Truly the fastest way of getting to know new people is to get a pet. Everybody stops to speak to you when you’re out with a dog. If you really don’t want the responsibility of a full-time pet, you can score a double whammy by volunteering to walk that of a disabled or terminally ill person, through the Cinnamon Trust. Or register with Borrow My Doggy, which matches “dog owners with local borrowers for walks, sitting and holiday care”.

4. Travel the world
Solo travel. Wild Frontiers. Festival in Bhutan
Solo travel tours are a way to meet like-minded people, such as a trip to Bhutan with Wild Frontiers

The word travel seems to have been hijacked by pack-on-your-back independent types who pour scorn on the rest of us who just want a nice holiday, to some nice places, with some nice people. Over the past year, I’ve taken two escorted holidays (with Insight Vacations) and in addition to a whole load of amazing memories, I’ve come away with new friends. (Admittedly, most aren’t local and we chat mostly through social media, but the good thing about having friends in different time zones is there’s someone wide awake and ready to talk when you can’t sleep.)

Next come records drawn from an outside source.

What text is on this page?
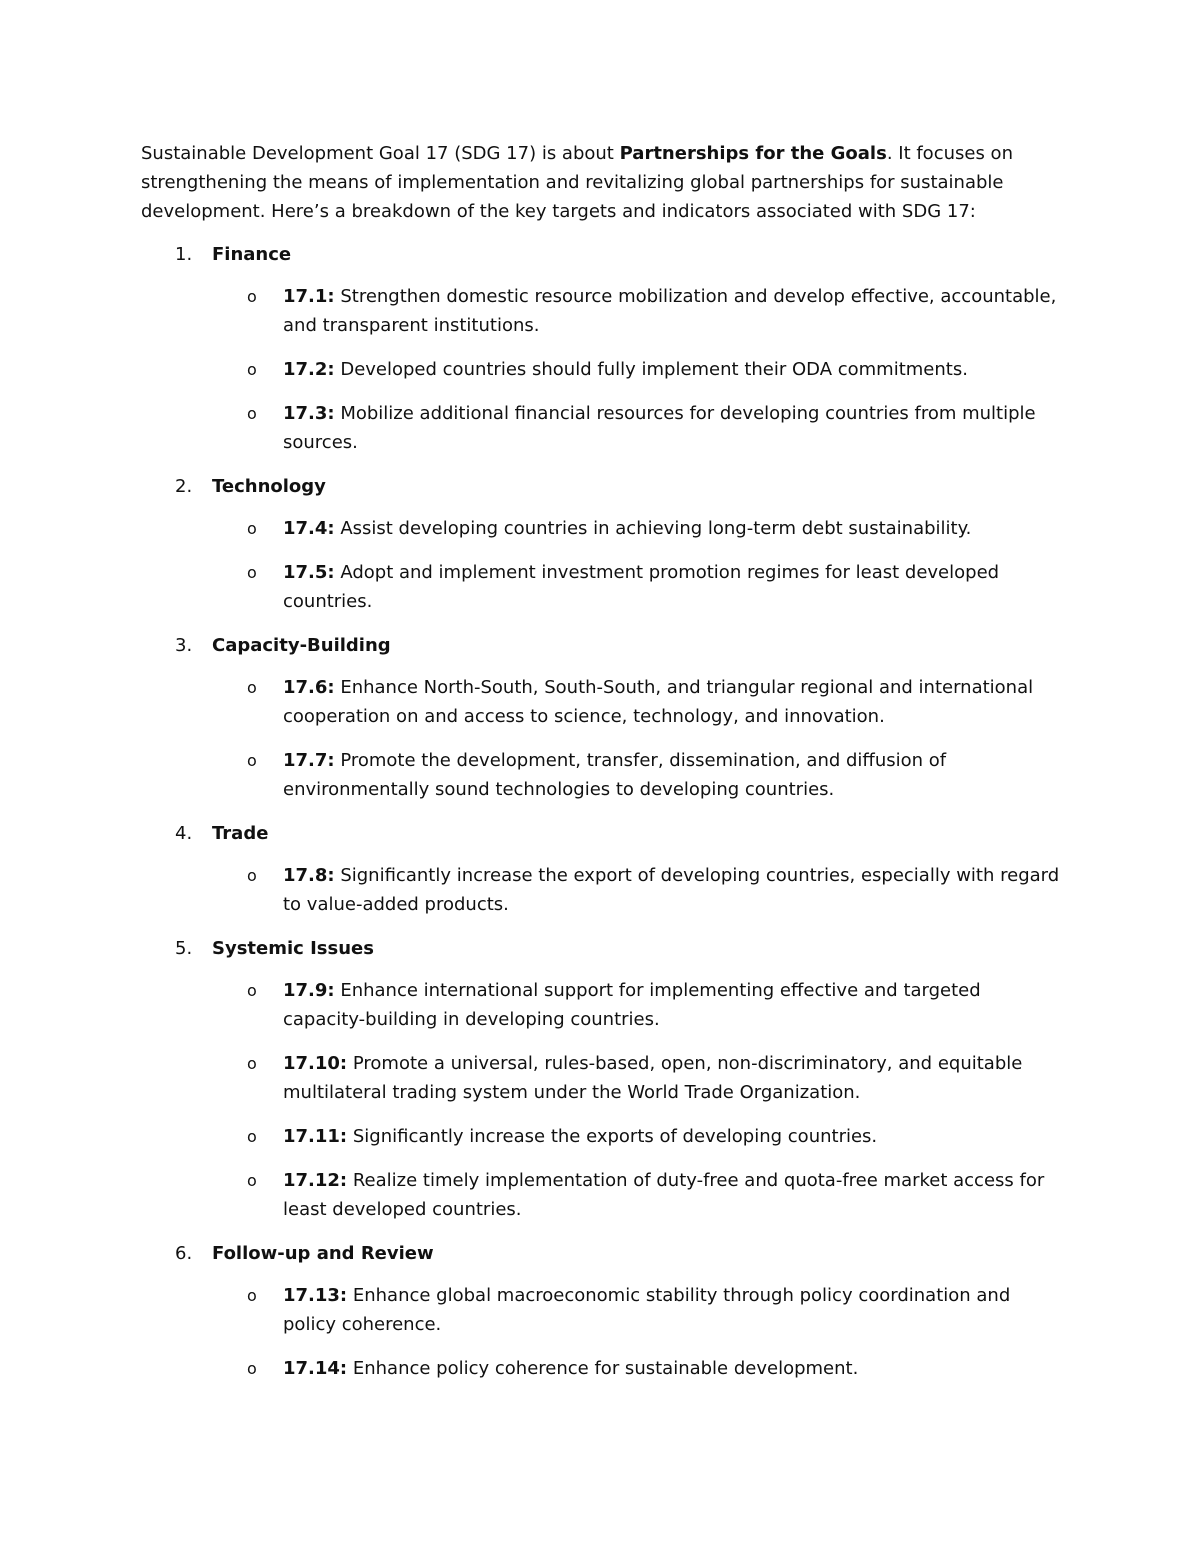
Sustainable Development Goal 17 (SDG 17) is about Partnerships for the Goals. It focuses on strengthening the means of implementation and revitalizing global partnerships for sustainable development. Here’s a breakdown of the key targets and indicators associated with SDG 17:

1. Finance
o 17.1: Strengthen domestic resource mobilization and develop effective, accountable, and transparent institutions.
o 17.2: Developed countries should fully implement their ODA commitments.
o 17.3: Mobilize additional financial resources for developing countries from multiple sources.
2. Technology
o 17.4: Assist developing countries in achieving long-term debt sustainability.
o 17.5: Adopt and implement investment promotion regimes for least developed countries.
3. Capacity-Building
o 17.6: Enhance North-South, South-South, and triangular regional and international cooperation on and access to science, technology, and innovation.
o 17.7: Promote the development, transfer, dissemination, and diffusion of environmentally sound technologies to developing countries.
4. Trade
o 17.8: Significantly increase the export of developing countries, especially with regard to value-added products.
5. Systemic Issues
o 17.9: Enhance international support for implementing effective and targeted capacity-building in developing countries.
o 17.10: Promote a universal, rules-based, open, non-discriminatory, and equitable multilateral trading system under the World Trade Organization.
o 17.11: Significantly increase the exports of developing countries.
o 17.12: Realize timely implementation of duty-free and quota-free market access for least developed countries.
6. Follow-up and Review
o 17.13: Enhance global macroeconomic stability through policy coordination and policy coherence.
o 17.14: Enhance policy coherence for sustainable development.
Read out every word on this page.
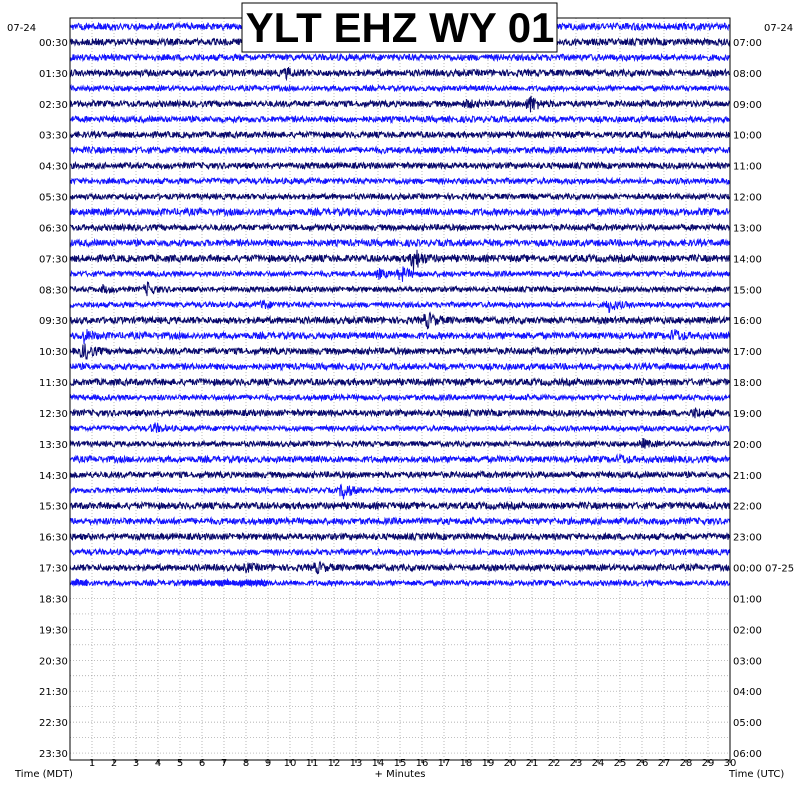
00:30
01:30
02:30
03:30
04:30
05:30
06:30
07:30
08:30
09:30
10:30
11:30
12:30
13:30
14:30
15:30
16:30
17:30
18:30
19:30
20:30
21:30
22:30
23:30
07:00
08:00
09:00
10:00
11:00
12:00
13:00
14:00
15:00
16:00
17:00
18:00
19:00
20:00
21:00
22:00
23:00
00:00 07-25
01:00
02:00
03:00
04:00
05:00
06:00
1 2 3 4 5 6 7 8 9 10 11 12 13 14 15 16 17 18 19 20 21 22 23 24 25 26 27 28 29 30
07-24	07-24
Time (MDT)	+ Minutes	Time (UTC)
YLT EHZ WY 01
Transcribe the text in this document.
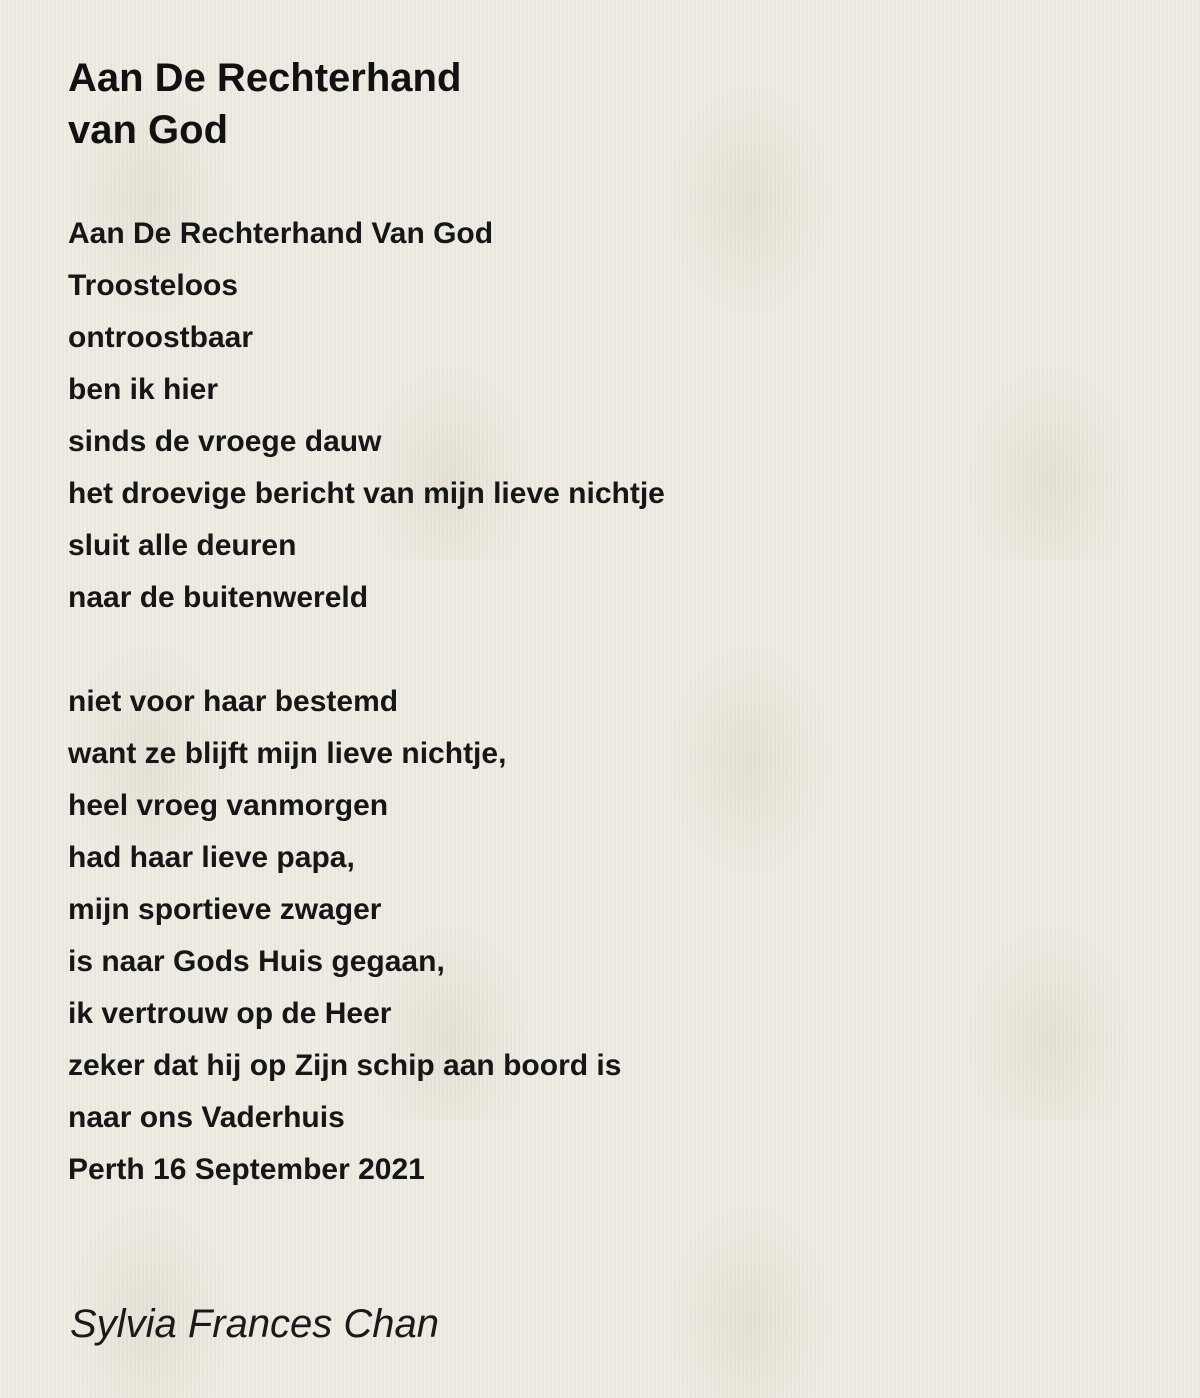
Aan De Rechterhand
van God
Aan De Rechterhand Van God
Troosteloos
ontroostbaar
ben ik hier
sinds de vroege dauw
het droevige bericht van mijn lieve nichtje
sluit alle deuren
naar de buitenwereld
niet voor haar bestemd
want ze blijft mijn lieve nichtje,
heel vroeg vanmorgen
had haar lieve papa,
mijn sportieve zwager
is naar Gods Huis gegaan,
ik vertrouw op de Heer
zeker dat hij op Zijn schip aan boord is
naar ons Vaderhuis
Perth 16 September 2021

Sylvia Frances Chan
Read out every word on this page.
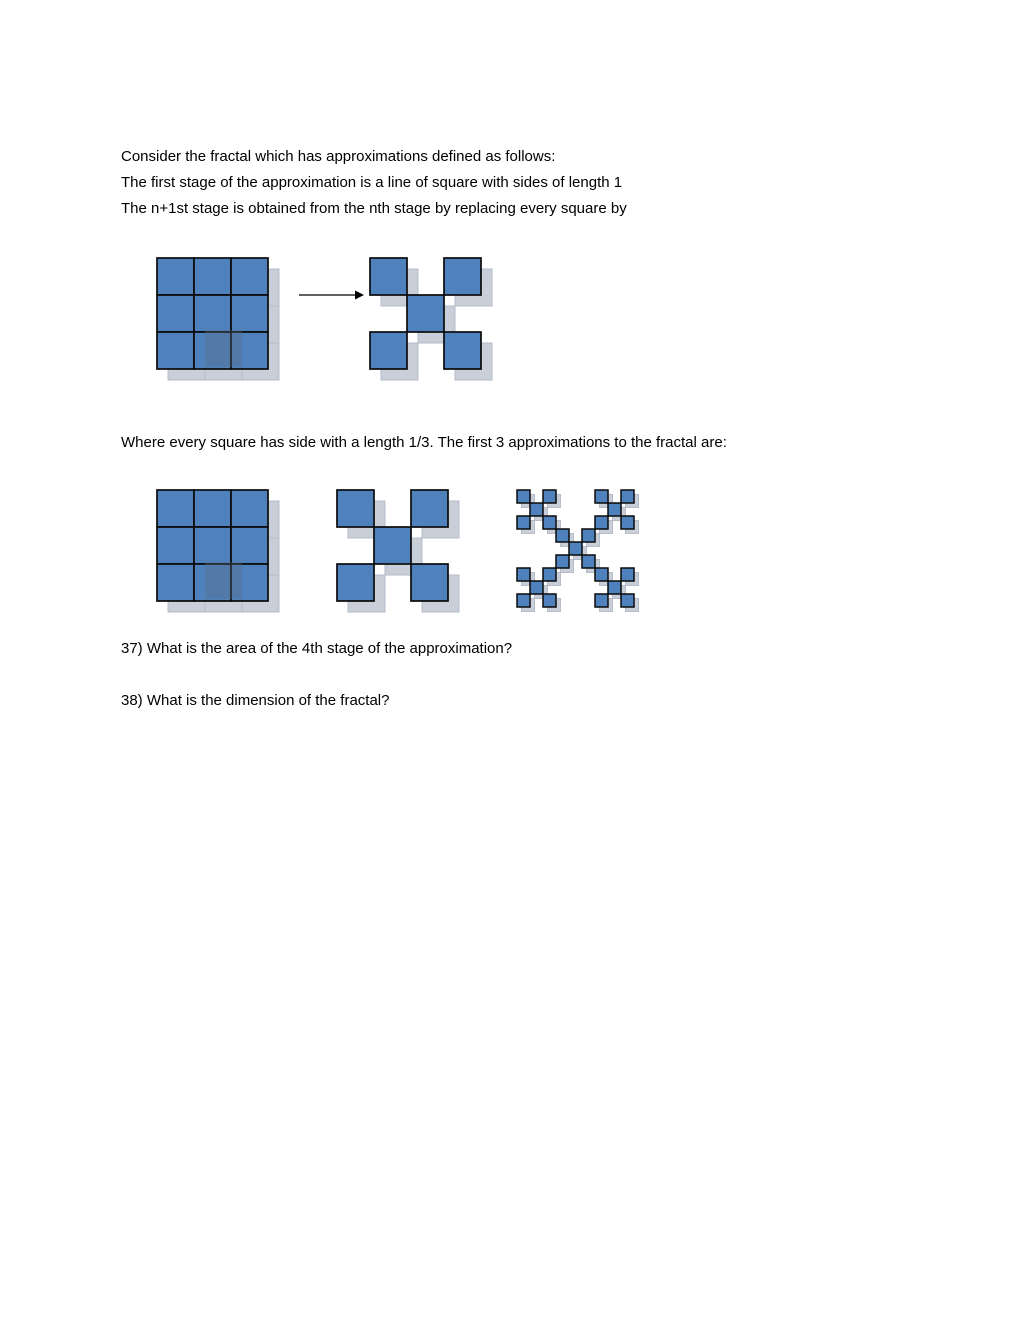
Consider the fractal which has approximations defined as follows:
The first stage of the approximation is a line of square with sides of length 1
The n+1st stage is obtained from the nth stage by replacing every square by
Where every square has side with a length 1/3. The first 3 approximations to the fractal are:
37) What is the area of the 4th stage of the approximation?
38) What is the dimension of the fractal?
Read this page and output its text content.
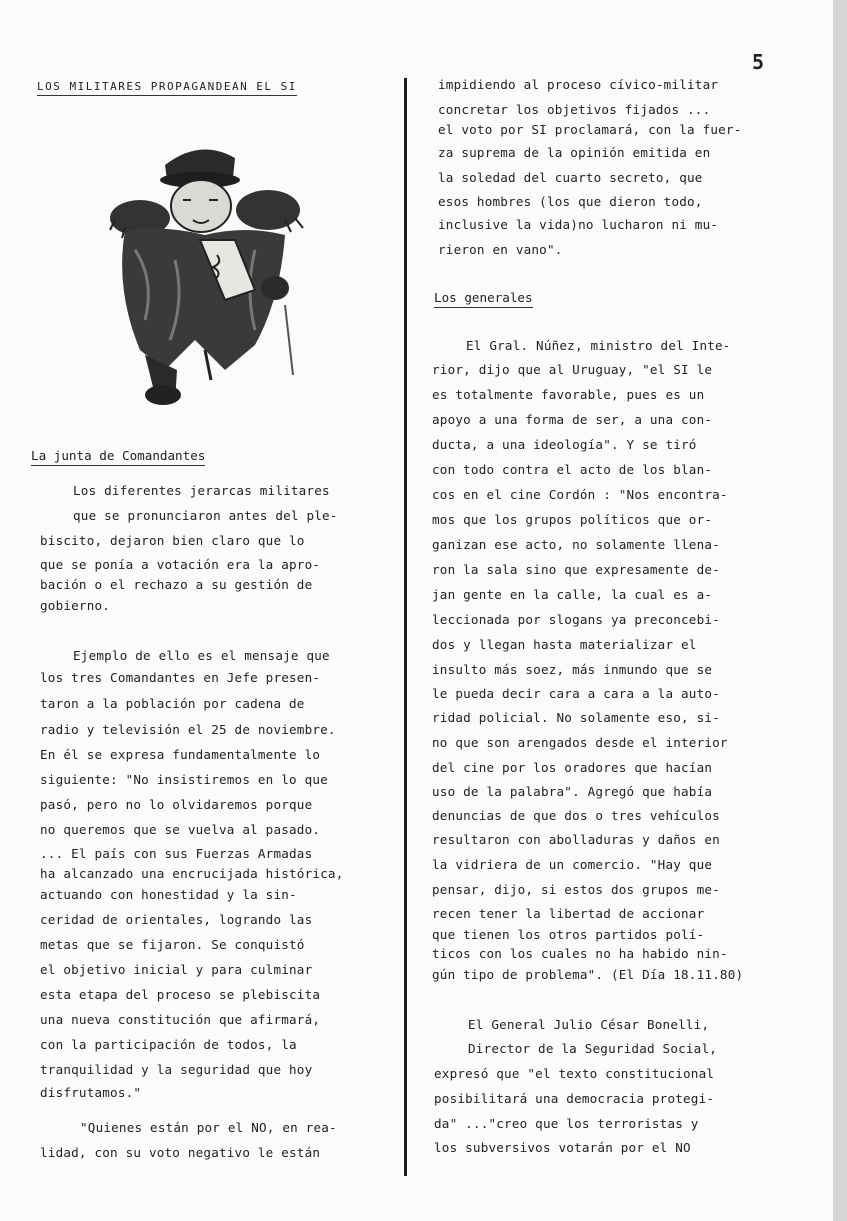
5
LOS MILITARES PROPAGANDEAN EL SI
La junta de Comandantes
Los diferentes jerarcas militares
que se pronunciaron antes del ple-
biscito, dejaron bien claro que lo
que se ponía a votación era la apro-
bación o el rechazo a su gestión de
gobierno.
Ejemplo de ello es el mensaje que
los tres Comandantes en Jefe presen-
taron a la población por cadena de
radio y televisión el 25 de noviembre.
En él se expresa fundamentalmente lo
siguiente: "No insistiremos en lo que
pasó, pero no lo olvidaremos porque
no queremos que se vuelva al pasado.
... El país con sus Fuerzas Armadas
ha alcanzado una encrucijada histórica,
actuando con honestidad y la sin-
ceridad de orientales, logrando las
metas que se fijaron. Se conquistó
el objetivo inicial y para culminar
esta etapa del proceso se plebiscita
una nueva constitución que afirmará,
con la participación de todos, la
tranquilidad y la seguridad que hoy
disfrutamos."
"Quienes están por el NO, en rea-
lidad, con su voto negativo le están
impidiendo al proceso cívico-militar
concretar los objetivos fijados ...
el voto por SI proclamará, con la fuer-
za suprema de la opinión emitida en
la soledad del cuarto secreto, que
esos hombres (los que dieron todo,
inclusive la vida)no lucharon ni mu-
rieron en vano".
Los generales
El Gral. Núñez, ministro del Inte-
rior, dijo que al Uruguay, "el SI le
es totalmente favorable, pues es un
apoyo a una forma de ser, a una con-
ducta, a una ideología". Y se tiró
con todo contra el acto de los blan-
cos en el cine Cordón : "Nos encontra-
mos que los grupos políticos que or-
ganizan ese acto, no solamente llena-
ron la sala sino que expresamente de-
jan gente en la calle, la cual es a-
leccionada por slogans ya preconcebi-
dos y llegan hasta materializar el
insulto más soez, más inmundo que se
le pueda decir cara a cara a la auto-
ridad policial. No solamente eso, si-
no que son arengados desde el interior
del cine por los oradores que hacían
uso de la palabra". Agregó que había
denuncias de que dos o tres vehículos
resultaron con abolladuras y daños en
la vidriera de un comercio. "Hay que
pensar, dijo, si estos dos grupos me-
recen tener la libertad de accionar
que tienen los otros partidos polí-
ticos con los cuales no ha habido nin-
gún tipo de problema". (El Día 18.11.80)
El General Julio César Bonelli,
Director de la Seguridad Social,
expresó que "el texto constitucional
posibilitará una democracia protegi-
da" ..."creo que los terroristas y
los subversivos votarán por el NO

Increasing numbers of travel companies are waking up to the value of the solo travel market, so much so that this year the Telegraph launched a solo travel channel. Most give an idea of what age group their holidays attract. Adventure trips are a great option, with shared activities and life on the road to unite the group. Wild Frontiers, for example, mostly attracts well-travelled professionals aged from 30 to 70.